“Creeping up” means something different to Paul Davidson of USA Today than it does to me. Food prices are going up at a rapid pace but because the government’s inflation figures (which conveniently leave out food prices) are ginned up to show low inflation people like Davidson can write dross like this:
The near-zero inflation era may be ending. Prices are rising slightly, and economists expect a steady climb as the recovery gains steam.
In recent earnings reports, some retailers and manufacturers have said they’re boosting prices this year on clothing, groceries and other items after holding firm in 2010.
The uptick is largely driven by surging food, energy, cotton and other global commodity prices as economic growth heats up significantly in China and emerging markets.
[…]
he consumer price index in December rose 1.5% from a year ago, the most since May. Yet, wholesale prices for finished goods jumped 4%, indicating firms were squeezed. Federal Reserve Chairman Ben Bernanke dismissed inflation worries on Thursday.
Paul Ashworth of Capital Economics expects 2% inflation this year, still well below pre-recession rates of 3% to 4%. But higher food and gasoline prices could trim consumer spending by two-tenths of a percentage point, he says. Among those raising prices:
•VF Corp., maker of Wrangler and Lee jeans, plans to raise prices as denim costs have been pushed up by soaring cotton prices. “The idea is not to raise prices enough to send consumers back to their hidey holes,” says Vice President Cindy Knoebel.
•Grocer Supervalu is raising prices from 3% for items such as cereal to as much as 14% for cooking oil. “We simply cannot absorb these continuing cost increases ourselves,” says spokesman Jeff Swanson.

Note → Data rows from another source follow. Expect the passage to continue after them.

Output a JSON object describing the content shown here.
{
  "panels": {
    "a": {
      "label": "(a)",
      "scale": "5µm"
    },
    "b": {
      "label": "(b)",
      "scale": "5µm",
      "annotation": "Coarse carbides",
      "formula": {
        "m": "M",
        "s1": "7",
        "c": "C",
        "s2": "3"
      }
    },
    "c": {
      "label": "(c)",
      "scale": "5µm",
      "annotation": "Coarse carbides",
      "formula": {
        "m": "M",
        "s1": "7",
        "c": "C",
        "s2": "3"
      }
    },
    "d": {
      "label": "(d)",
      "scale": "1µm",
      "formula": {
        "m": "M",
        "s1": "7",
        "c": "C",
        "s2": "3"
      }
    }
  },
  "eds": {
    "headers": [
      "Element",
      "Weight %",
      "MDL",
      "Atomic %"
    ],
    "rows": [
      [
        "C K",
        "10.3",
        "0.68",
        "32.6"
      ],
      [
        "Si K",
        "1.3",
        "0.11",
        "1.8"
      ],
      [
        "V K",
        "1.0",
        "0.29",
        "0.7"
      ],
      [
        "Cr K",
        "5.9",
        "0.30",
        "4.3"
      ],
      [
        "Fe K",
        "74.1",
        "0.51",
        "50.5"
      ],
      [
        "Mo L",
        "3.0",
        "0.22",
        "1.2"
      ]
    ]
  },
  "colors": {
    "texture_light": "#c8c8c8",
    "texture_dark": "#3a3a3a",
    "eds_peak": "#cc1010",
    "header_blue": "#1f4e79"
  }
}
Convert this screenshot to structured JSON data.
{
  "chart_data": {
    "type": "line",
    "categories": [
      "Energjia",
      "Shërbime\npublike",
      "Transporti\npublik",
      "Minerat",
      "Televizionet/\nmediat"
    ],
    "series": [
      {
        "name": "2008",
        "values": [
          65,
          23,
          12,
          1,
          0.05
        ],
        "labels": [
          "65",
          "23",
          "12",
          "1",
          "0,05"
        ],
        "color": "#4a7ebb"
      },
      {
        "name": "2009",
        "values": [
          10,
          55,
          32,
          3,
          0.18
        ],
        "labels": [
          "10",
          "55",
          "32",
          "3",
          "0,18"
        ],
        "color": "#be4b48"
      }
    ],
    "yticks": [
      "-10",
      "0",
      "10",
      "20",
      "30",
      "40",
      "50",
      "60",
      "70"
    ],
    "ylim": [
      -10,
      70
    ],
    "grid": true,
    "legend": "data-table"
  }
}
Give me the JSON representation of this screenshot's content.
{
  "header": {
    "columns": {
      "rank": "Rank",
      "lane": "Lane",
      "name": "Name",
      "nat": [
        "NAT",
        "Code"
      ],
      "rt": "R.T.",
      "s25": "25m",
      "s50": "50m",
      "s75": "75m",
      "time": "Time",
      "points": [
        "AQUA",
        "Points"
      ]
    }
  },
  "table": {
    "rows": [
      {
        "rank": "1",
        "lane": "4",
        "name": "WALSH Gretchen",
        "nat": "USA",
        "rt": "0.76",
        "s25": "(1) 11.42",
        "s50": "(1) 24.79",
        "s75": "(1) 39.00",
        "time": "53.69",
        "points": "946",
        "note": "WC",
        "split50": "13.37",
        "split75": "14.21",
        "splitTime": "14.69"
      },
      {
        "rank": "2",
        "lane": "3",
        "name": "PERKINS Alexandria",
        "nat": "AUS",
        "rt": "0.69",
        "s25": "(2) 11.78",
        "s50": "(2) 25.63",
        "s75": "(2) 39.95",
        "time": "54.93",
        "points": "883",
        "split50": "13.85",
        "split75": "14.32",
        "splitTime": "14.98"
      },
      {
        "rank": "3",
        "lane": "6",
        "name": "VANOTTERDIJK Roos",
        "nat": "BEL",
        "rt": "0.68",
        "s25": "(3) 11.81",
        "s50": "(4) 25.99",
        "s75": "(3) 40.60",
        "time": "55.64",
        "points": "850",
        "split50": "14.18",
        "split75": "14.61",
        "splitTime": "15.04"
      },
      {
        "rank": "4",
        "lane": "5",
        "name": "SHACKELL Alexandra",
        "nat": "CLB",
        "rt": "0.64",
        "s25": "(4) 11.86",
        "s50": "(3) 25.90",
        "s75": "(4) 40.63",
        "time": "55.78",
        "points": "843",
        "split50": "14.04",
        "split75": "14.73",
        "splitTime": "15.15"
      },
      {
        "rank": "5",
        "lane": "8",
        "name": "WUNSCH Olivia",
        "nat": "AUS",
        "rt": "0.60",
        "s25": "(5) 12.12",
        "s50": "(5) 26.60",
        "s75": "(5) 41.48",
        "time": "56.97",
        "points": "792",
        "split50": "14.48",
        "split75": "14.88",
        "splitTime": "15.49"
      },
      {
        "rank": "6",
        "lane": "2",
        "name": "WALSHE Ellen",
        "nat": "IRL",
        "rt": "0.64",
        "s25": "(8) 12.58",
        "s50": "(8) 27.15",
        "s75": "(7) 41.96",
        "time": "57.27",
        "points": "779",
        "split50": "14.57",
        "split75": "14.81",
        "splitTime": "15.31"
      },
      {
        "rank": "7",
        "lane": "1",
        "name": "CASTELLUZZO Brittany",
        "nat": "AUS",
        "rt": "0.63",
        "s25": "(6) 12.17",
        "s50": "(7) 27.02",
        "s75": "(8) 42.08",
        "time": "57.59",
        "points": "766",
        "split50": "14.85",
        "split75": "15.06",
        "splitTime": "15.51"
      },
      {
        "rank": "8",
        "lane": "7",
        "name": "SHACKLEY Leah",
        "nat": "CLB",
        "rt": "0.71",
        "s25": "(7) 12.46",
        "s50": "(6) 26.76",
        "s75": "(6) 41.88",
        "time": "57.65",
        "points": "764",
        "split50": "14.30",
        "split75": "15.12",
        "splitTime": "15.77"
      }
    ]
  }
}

•UPS, citing a 26% jump in 2010 fuel costs, plans to raise its fuel surcharge Monday to 6% from 5.5% for ground packages and to 10% from 9% for air service.
•Tire costs for retailer Hogan Tire in Northern Virginia jumped 18% each of the past three years due partly to rising rubber costs. It’s raised prices and cut margins 3% in three years. Tire revenue is off 12% as consumers switched to low-price brands.
Even that doesn’t sound like a “slight” increase. But look at these futures prices via Zero Hedge:
One of the benefits of America finally seeing what Zimbabwe went through as it entered hyperinflation, ignoring for a second that the Zimbabwe stock market was the best performing market, putting Bernanke’s liquidity pump to shame, is that very soon everyone will be naked, once companies finally realize they have no choice but to pass through surging input costs. And while some may be ecstatic by the S&P’s modest rise YTD, it is nothing compared to what virtually every single agricultural product has done in the first month of 2011. To wit: Corn spot up 7.76%, wheat up 5.63%, Rice up 10.08%, Hogs up 10.16%, Sugar up 5.64%, Orange Juice up 3.33%, and cotton…. up 17.08%. That’s in one month!
As usual there’s charts to view so pop over and check it out. None of this seems like a “creep” in prices to me. Inflation is much higher than economists claim.